Every year China publically grumbles about the United States' support of Taiwan, and every year Washington pretends not to hear. Some U.S. foreign-policy specialists are sick of this dynamic, arguing, according to Georgetown University historian Nancy Bernkopf Tucker and analyst Bonnie Glaser of the Center for Strategic and International Studies, that Taiwan is a “strategic liability, an expensive diversion and . . . an obstacle to more important U.S.-China relations.” Don’t take the bait, say Tucker and Glaser. If anything, the United States should increase its support of the small democratic island.
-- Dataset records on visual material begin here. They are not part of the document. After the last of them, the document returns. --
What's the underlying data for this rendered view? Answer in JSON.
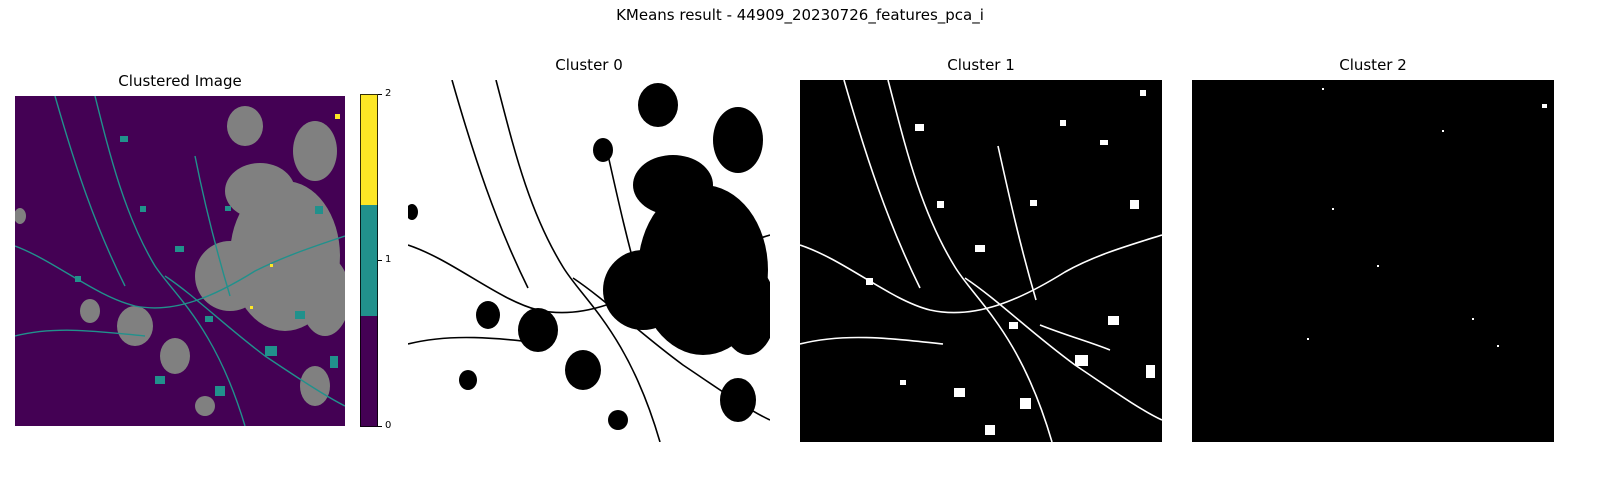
{
  "figure": {
    "title": "KMeans result - 44909_20230726_features_pca_i"
  },
  "panels": [
    {
      "title": "Clustered Image",
      "kind": "categorical-map"
    },
    {
      "title": "Cluster 0",
      "kind": "binary-mask"
    },
    {
      "title": "Cluster 1",
      "kind": "binary-mask"
    },
    {
      "title": "Cluster 2",
      "kind": "binary-mask"
    }
  ],
  "colorbar": {
    "ticks": [
      "0",
      "1",
      "2"
    ],
    "colors": [
      "#440154",
      "#21918c",
      "#fde725"
    ]
  },
  "colors": {
    "urban_gray": "#808080",
    "mask_on": "#ffffff",
    "mask_off": "#000000"
  }
}
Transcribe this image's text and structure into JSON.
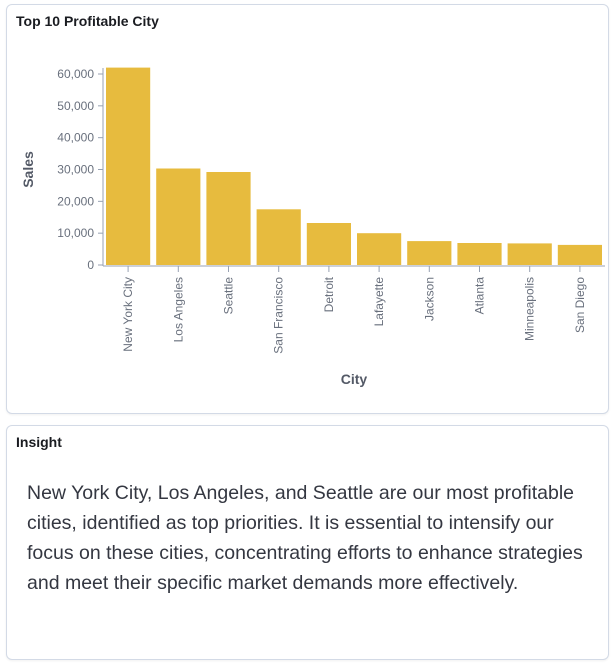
{
  "chart_panel": {
    "title": "Top 10 Profitable City"
  },
  "chart_data": {
    "type": "bar",
    "title": "Top 10 Profitable City",
    "xlabel": "City",
    "ylabel": "Sales",
    "categories": [
      "New York City",
      "Los Angeles",
      "Seattle",
      "San Francisco",
      "Detroit",
      "Lafayette",
      "Jackson",
      "Atlanta",
      "Minneapolis",
      "San Diego"
    ],
    "values": [
      62000,
      30300,
      29200,
      17500,
      13200,
      10000,
      7500,
      6900,
      6800,
      6300
    ],
    "ylim": [
      0,
      60000
    ],
    "yticks": [
      0,
      10000,
      20000,
      30000,
      40000,
      50000,
      60000
    ],
    "ytick_labels": [
      "0",
      "10,000",
      "20,000",
      "30,000",
      "40,000",
      "50,000",
      "60,000"
    ],
    "bar_color": "#e7bb3e",
    "grid": false,
    "legend": "none"
  },
  "insight_panel": {
    "title": "Insight",
    "text": "New York City, Los Angeles, and Seattle are our most profitable cities, identified as top priorities. It is essential to intensify our focus on these cities, concentrating efforts to enhance strategies and meet their specific market demands more effectively."
  }
}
Even if the United States did bow to China’s wishes and pull the plug on its Taiwan support, there is no guarantee that relations between the rival superpowers would get any smoother, the authors argue. China would continue to oppose U.S. interests on nuclear proliferation in Iran and North Korea. And Beijing would be more likely to view U.S. capitulation on Taiwan as a cowering dodge than a proffered olive branch. Walking away from Taiwan could sap the United States’ negotiating power throughout the region, moreover, and possibly send friends in the area, such as Japan and South Korea, into China’s arms.